Possible reference loops lead to high memory usage when idle
Affects | Status | Importance | Assigned to | Milestone | |
---|---|---|---|---|---|
OpenStack Heat |
Fix Released
|
High
|
Zane Bitter |
Bug Description
Deploying a TripleO overcloud uses a lot of memory, and the heat-engine process is one of the top consumers.
However it seems that we hold on to the memory after the deployment (until heat-engine is restarted), so I think we may have more reference loops similar to bug #1454873
Before (just after a heat-engine restart)
12932 heat 20 0 368408 71504 6564 S 0.0 0.9 0:02.43 heat-engine
12942 heat 20 0 372536 70972 2076 S 0.0 0.9 0:00.27 heat-engine
12943 heat 20 0 372504 70932 2076 S 0.0 0.9 0:00.26 heat-engine
12944 heat 20 0 372612 70928 2076 S 0.0 0.9 0:00.24 heat-engine
12945 heat 20 0 372600 70936 2076 S 0.0 0.9 0:00.25 heat-engine
24436 heat 20 0 364336 66760 4100 S 0.0 0.8 0:49.87 heat-api-cfn
24510 heat 20 0 357592 59436 3584 S 0.0 0.7 0:00.56 heat-api
24542 heat 20 0 369376 69624 2024 S 0.0 0.9 3:32.44 heat-api
24543 heat 20 0 369812 70360 2012 S 0.0 0.9 3:32.41 heat-api
After:
[root@instack ~]# top -b -n1 | grep heat
12932 heat 20 0 368408 71504 6564 S 0.0 0.9 0:22.23 heat-engine
12942 heat 20 0 602812 296144 3164 S 0.0 3.7 10:43.63 heat-engine
12943 heat 20 0 579648 269740 3276 S 0.0 3.3 7:02.62 heat-engine
12944 heat 20 0 647048 323432 4280 S 0.0 4.0 12:23.91 heat-engine
12945 heat 20 0 697316 372644 4196 S 0.0 4.6 10:50.47 heat-engine
24436 heat 20 0 364340 66764 4100 S 0.0 0.8 0:52.44 heat-api-cfn
24510 heat 20 0 357592 59436 3584 S 0.0 0.7 0:00.56 heat-api
24542 heat 20 0 369376 69624 2024 S 0.0 0.9 4:02.81 heat-api
24543 heat 20 0 369812 70360 2012 S 0.0 0.9 4:02.74 heat-api
We can see heat-engine has gone from ~70M per worker to about 300M, which means there's nearly a gig not freed after the deployment completes.

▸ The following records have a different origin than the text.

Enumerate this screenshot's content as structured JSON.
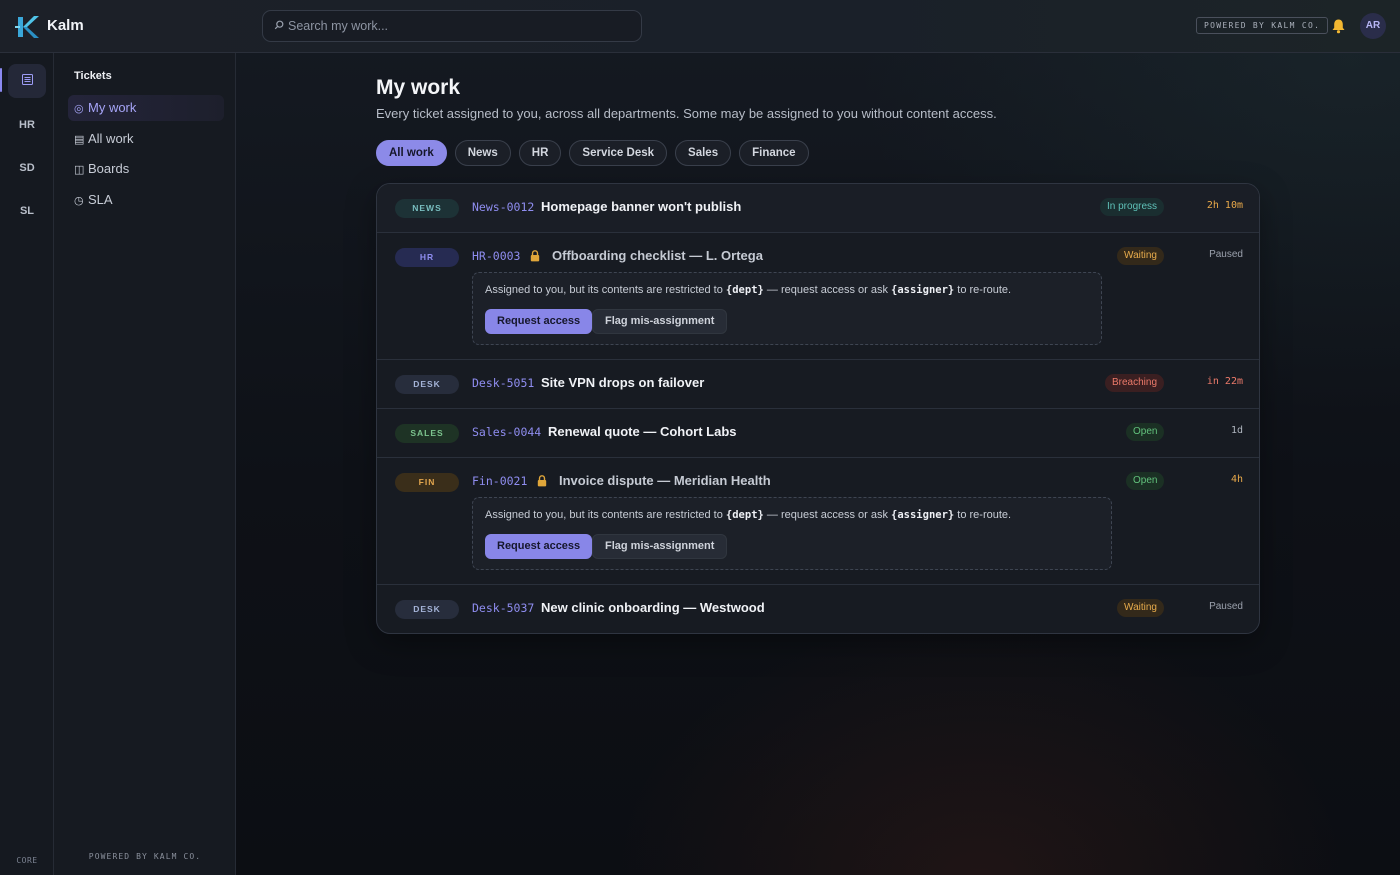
{
  "app": {
    "name": "Kalm",
    "powered_by": "POWERED BY KALM CO.",
    "user_initials": "AR",
    "accent": "#8c8ae8"
  },
  "search": {
    "placeholder": "Search my work..."
  },
  "rail": {
    "items": [
      "HR",
      "SD",
      "SL"
    ],
    "active_icon": "list-icon",
    "footer": "CORE"
  },
  "sidebar": {
    "heading": "Tickets",
    "items": [
      {
        "icon": "◎",
        "label": "My work"
      },
      {
        "icon": "▤",
        "label": "All work"
      },
      {
        "icon": "◫",
        "label": "Boards"
      },
      {
        "icon": "◷",
        "label": "SLA"
      }
    ],
    "footer": "POWERED BY KALM CO."
  },
  "main": {
    "title": "My work",
    "subtitle": "Every ticket assigned to you, across all departments. Some may be assigned to you without content access.",
    "filters": [
      "All work",
      "News",
      "HR",
      "Service Desk",
      "Sales",
      "Finance"
    ]
  },
  "notice": {
    "before": "Assigned to you, but its contents are restricted to ",
    "dept": "{dept}",
    "middle": " — request access or ask ",
    "assigner": "{assigner}",
    "after": " to re-route.",
    "request_label": "Request access",
    "flag_label": "Flag mis-assignment"
  },
  "tickets": [
    {
      "dept": "NEWS",
      "id": "News-0012",
      "title": "Homepage banner won't publish",
      "status": "In progress",
      "time": "2h 10m"
    },
    {
      "dept": "HR",
      "id": "HR-0003",
      "title": "Offboarding checklist — L. Ortega",
      "status": "Waiting",
      "time": "Paused",
      "restricted": true
    },
    {
      "dept": "DESK",
      "id": "Desk-5051",
      "title": "Site VPN drops on failover",
      "status": "Breaching",
      "time": "in 22m"
    },
    {
      "dept": "SALES",
      "id": "Sales-0044",
      "title": "Renewal quote — Cohort Labs",
      "status": "Open",
      "time": "1d"
    },
    {
      "dept": "FIN",
      "id": "Fin-0021",
      "title": "Invoice dispute — Meridian Health",
      "status": "Open",
      "time": "4h",
      "restricted": true
    },
    {
      "dept": "DESK",
      "id": "Desk-5037",
      "title": "New clinic onboarding — Westwood",
      "status": "Waiting",
      "time": "Paused"
    }
  ]
}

Done some investigation with objgraph and heapy but as yet not isolated the cause(s)
tags: | added: tripleo |
Changed in heat: | |
importance: | Undecided → High |
There may be reference loops but they may not be the cause of this high memory use in heat.

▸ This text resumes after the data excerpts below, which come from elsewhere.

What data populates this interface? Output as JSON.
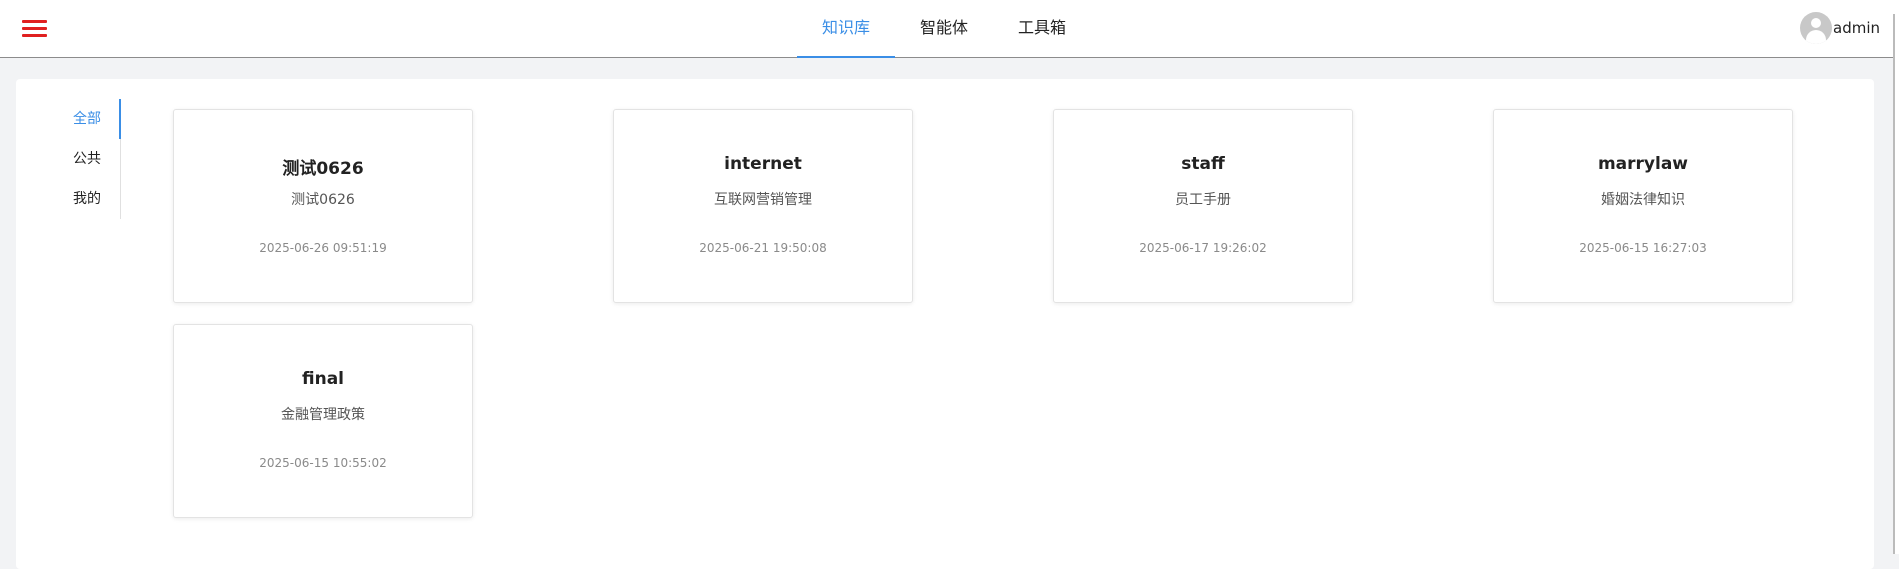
{
  "header": {
    "menu_icon": "hamburger-menu-icon",
    "menu_color": "#e02020",
    "tabs": [
      {
        "label": "知识库",
        "active": true
      },
      {
        "label": "智能体",
        "active": false
      },
      {
        "label": "工具箱",
        "active": false
      }
    ],
    "user": {
      "avatar_icon": "user-avatar-icon",
      "name": "admin"
    }
  },
  "sidebar": {
    "items": [
      {
        "label": "全部",
        "active": true
      },
      {
        "label": "公共",
        "active": false
      },
      {
        "label": "我的",
        "active": false
      }
    ]
  },
  "cards": [
    {
      "title": "测试0626",
      "desc": "测试0626",
      "date": "2025-06-26 09:51:19"
    },
    {
      "title": "internet",
      "desc": "互联网营销管理",
      "date": "2025-06-21 19:50:08"
    },
    {
      "title": "staff",
      "desc": "员工手册",
      "date": "2025-06-17 19:26:02"
    },
    {
      "title": "marrylaw",
      "desc": "婚姻法律知识",
      "date": "2025-06-15 16:27:03"
    },
    {
      "title": "final",
      "desc": "金融管理政策",
      "date": "2025-06-15 10:55:02"
    }
  ],
  "colors": {
    "accent": "#3a8ee6",
    "background": "#f2f3f5"
  }
}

Instead it is most likely to be a high-water mark / heap fragmentation. This thread is interesting: www.gossamer- threads. com/lists/ python/ python/ 1162114
http://
Our best options for memory-consuming stacks may be:
1. moving to process-based workers which exit at the end of their work
2. use less memory in the first place
We'll be discussing both at the optimisation session in Austin.